How the interconnection of orchestration tools, Phantom and Ansible Tower can automate your incident response, data collection, corrective action and notification.
At World Wide Technology (WWT) we work closely with our customers and partners to increase the adoption of infrastructure automation and orchestration. In one of our recent collaboration sessions with F5 Networks, we discussed the different automation maturity levels in the industry.
The stages of maturity
At the entry stage of the automation journey, most organizations use basic procedural scripting intended for a specific function, with little consideration to code modularity. The next stage is using tools like Chrome Postman to start using REST APIs for creating and sharing collections of workflow within a team.
Then an adoption of an automation framework, like Ansible, is put in place to focus more on the design plans and playbooks. In this phase, organizations also use modules that ship with Ansible, as well as those written in-house or in the public domain, to configure various assets in the workflow. At this point, the focus turns to deploying an enterprise orchestration framework, like Ansible Tower.

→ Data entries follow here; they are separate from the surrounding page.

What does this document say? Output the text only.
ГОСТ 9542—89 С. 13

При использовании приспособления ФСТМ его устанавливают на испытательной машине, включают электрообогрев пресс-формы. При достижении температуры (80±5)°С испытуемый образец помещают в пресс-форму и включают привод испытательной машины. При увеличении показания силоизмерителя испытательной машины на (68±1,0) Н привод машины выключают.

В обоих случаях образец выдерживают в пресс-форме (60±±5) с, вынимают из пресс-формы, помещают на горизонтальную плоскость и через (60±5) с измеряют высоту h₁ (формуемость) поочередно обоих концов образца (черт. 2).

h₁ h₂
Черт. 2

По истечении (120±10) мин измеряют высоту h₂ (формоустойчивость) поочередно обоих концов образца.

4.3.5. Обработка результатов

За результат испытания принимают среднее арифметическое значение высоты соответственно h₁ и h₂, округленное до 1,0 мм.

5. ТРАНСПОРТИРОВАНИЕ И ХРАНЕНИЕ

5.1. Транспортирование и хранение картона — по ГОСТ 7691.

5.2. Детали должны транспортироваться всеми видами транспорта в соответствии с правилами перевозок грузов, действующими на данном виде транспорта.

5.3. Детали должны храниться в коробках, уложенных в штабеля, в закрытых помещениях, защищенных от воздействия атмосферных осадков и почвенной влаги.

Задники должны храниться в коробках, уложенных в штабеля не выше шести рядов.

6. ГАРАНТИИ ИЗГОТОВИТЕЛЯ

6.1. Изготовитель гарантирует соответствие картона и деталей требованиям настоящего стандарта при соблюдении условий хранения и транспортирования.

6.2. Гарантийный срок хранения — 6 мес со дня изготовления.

The highest level of automation maturity involves interconnecting orchestration tools.
WWT has developed a way to integrate Phantom Cyber – an incident management, security automation and orchestration software framework – with Ansible Tower. The goal of this integration is to position Ansible Tower as an orchestration blaster in responding to security incidents. You can accomplish this by developing a Phantom app that can launch playbooks using the Ansible Tower API.
You can also use this integration to run a playbook invoking Ansible network modules to configure a remote trigger black hole (RTBH) route in a Cisco router. By leveraging Ansible Tower, the security operations team can quickly mitigate a security incident from the Phantom user interface.
This pairing of Phantom and Ansible can also serve as a good tool for responding to a suspected data exfiltration. For this response, a Phantom playbook launches a job in Ansible Tower, programmatically updating the atomic counter configuration of a Cisco ACI fabric. The Ansible module uses the REST API of the Cisco Application Policy Infrastructure Controller (APIC).
The interconnection of these systems and workflow is shown above in the topology diagram.
In this diagram, you can see the security operations staff initiates a Phantom action or playbook to launch a job in Ansible Tower. Tower downloads the version controlled playbook from a Git server, adding an atomic counter to the ACI fabric. The atomic counters monitor traffic to the suspected exfiltration hosts IP address. An additional application continuously queries all configured atomic counters on the ACI fabric and updates a security incident if data exfiltration is observed. This provides feedback to security operations.
Putting it all together
Automation and orchestration has been the purview of cloud computing and system administration, but now is increasingly important to security operations and network administration. By automating the data collection and corrective action component of incident response, significant time savings can be realized. Corrective actions often need to be applied to multiple assets in the organization. The interconnection of orchestration tools, Phantom and Ansible Tower can automate your incident response, data collection, corrective action and notification.